The father accused the girl’s mom of abusing her discretion as a parent by taking their child to a December 2013 Pink’s Truth About Love tour concert in Newark, NJ. The mother acknowledged that she was concerned about taking her daughter, who was ‘dying to go.’ The mom told the court she even looked up clips from the show on YouTube before deciding it was age-appropriate. The father indicated that he felt there was a ‘sexually suggestive’ nature in some of Pink’s performances and did not want his daughter going.
Parents, it is time to be realistic. An 11-year-old girl likely to be going through puberty and dealing with peer issues is very age appropriate for many Pink songs as well as other stars. The concern should not be an occasional F-word, it should be overt sexuality in songs and performances. Think Beyoncé, Britney Spears, Miley Cyrus and others that refer to or imitate sex acts and whether as 11-year-old should be the target audience. On that scale, Pink is tame and closer to the Carrie Underwood, Kelly Clarkson and Katy Perry in age appropriateness.
A friend talked about a preschooler singing Robin Thicke’s Blurred Lines (“But you’re a good girl, the way you grab me, must wanna get nasty”) and then asking her mom if she (the toddler) is a good girl or not? It may be cute and innocent at that age, but the song would sound very different from a middle-school girl.
Another mom tells about a kindergartener walking into a friend’s birthday festivities and precociously belting out Pink’s Get the Party Started. The same scenario is innocuous at age 5 or 15. The worst line in the song is “you’ll be kissin’ my ass.”
The New Jersey Superior Court Judge Lawrence Jones had a lot to say on the topic in his 37-page decision, which contained a synopsis of the history of rock and comments on warring parents using judges as referees. He wrote that the mother did not, in any way, exceed what could be labeled “reasonable parental judgment” by taking the tween to the concert on an evening when she had custody.
Jones’ decision acknowledged that some Pink may by suggestive, but her works are not inappropriate for preteens. Several of her songs are actually intended as positive messages to her fans, such as Stupid Girls and Perfect (“Don’t you ever, ever feel like you’re less than, less than perfect.”). The judge even referenced the latter, although that title is the G-rated one; the song is called F**kin’ Perfect on Explicit versions and presumably in concert.
Parental admission here: when my daughter was a tween, I took her to Kelly Clarkson, Carrie Underwood and Taylor Swift concerts. I took her to Green Day a couple years later. None are decisions I (or she) regret. Also, we have the entire Pink catalog on our iTunes account, so my daughter has always had access to them for her Nano or iPhone.
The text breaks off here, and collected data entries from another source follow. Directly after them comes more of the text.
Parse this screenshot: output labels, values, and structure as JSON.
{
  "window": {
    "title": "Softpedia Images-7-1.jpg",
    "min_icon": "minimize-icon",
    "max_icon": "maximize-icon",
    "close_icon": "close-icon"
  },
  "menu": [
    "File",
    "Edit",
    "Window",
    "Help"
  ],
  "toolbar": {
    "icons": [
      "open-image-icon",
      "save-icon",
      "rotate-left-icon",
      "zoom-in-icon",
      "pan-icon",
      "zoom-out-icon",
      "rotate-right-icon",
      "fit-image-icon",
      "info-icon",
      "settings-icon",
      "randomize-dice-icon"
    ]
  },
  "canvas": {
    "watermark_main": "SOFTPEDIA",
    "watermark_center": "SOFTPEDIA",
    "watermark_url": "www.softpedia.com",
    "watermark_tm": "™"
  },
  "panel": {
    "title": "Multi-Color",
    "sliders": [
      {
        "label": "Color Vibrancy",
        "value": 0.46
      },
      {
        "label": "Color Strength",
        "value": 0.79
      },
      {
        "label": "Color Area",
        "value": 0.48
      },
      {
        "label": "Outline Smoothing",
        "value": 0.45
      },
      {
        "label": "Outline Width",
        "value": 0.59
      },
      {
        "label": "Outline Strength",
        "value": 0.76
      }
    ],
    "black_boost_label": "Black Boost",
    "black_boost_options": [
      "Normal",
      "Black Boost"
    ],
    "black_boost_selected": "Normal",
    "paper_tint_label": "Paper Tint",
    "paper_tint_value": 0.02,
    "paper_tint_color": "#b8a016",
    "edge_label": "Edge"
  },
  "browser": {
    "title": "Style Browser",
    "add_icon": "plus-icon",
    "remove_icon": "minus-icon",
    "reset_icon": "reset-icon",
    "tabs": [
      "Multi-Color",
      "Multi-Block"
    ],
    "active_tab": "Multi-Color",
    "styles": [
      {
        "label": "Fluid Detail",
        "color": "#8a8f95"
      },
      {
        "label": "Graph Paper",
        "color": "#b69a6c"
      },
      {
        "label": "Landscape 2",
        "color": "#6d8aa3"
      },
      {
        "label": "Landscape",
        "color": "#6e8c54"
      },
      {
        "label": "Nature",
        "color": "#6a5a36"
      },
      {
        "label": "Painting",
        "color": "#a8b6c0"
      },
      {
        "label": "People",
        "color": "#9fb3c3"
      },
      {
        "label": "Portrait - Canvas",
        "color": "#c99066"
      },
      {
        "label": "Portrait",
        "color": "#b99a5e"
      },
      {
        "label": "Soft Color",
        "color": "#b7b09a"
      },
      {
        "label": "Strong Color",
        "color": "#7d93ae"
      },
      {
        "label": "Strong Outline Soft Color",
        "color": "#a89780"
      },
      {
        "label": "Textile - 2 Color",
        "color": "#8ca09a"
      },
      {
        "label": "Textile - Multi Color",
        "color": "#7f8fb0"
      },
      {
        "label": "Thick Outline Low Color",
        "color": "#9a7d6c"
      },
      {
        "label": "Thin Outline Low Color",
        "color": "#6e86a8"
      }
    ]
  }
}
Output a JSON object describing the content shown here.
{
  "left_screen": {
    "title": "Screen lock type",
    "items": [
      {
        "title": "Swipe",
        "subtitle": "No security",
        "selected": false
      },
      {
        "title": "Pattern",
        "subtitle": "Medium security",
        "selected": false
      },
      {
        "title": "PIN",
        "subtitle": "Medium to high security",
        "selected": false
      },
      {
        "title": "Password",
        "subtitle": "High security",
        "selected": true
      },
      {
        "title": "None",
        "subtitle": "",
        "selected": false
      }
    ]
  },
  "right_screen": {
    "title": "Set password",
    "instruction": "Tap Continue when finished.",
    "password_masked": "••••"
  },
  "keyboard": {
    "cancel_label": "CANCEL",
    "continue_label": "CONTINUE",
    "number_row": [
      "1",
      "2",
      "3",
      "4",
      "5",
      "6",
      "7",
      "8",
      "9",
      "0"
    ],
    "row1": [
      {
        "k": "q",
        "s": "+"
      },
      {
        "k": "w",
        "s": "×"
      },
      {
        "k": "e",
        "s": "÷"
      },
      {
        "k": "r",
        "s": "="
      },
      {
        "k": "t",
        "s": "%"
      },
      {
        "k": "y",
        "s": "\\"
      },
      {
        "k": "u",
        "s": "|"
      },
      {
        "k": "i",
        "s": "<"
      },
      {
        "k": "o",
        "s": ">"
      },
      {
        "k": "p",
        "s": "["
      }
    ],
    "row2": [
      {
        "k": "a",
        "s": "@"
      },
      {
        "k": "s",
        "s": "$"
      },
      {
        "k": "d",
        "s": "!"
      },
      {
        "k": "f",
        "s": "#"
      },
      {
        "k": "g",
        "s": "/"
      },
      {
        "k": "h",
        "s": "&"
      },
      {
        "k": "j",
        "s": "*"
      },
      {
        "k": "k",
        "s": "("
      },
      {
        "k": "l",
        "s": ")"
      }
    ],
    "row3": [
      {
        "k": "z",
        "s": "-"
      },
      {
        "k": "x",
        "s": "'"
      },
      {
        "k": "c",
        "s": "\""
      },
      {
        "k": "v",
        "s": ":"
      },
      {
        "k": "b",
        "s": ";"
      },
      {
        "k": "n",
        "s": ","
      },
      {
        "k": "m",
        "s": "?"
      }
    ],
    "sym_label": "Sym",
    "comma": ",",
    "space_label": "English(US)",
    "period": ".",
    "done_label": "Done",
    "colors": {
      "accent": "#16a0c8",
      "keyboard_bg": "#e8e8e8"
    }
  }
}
The judge ruled that the Pink concert did not hurt the girl, but it remains to be seen if the parental fight over age appropriate music will. This is probably not the first parental spat in which the child has been a pawn. Hopefully, when the dust settles the only long-lasting memory for the daughter will be, as the judge wrote that “a young girl went to her first rock concert with her mother and had a really great time.”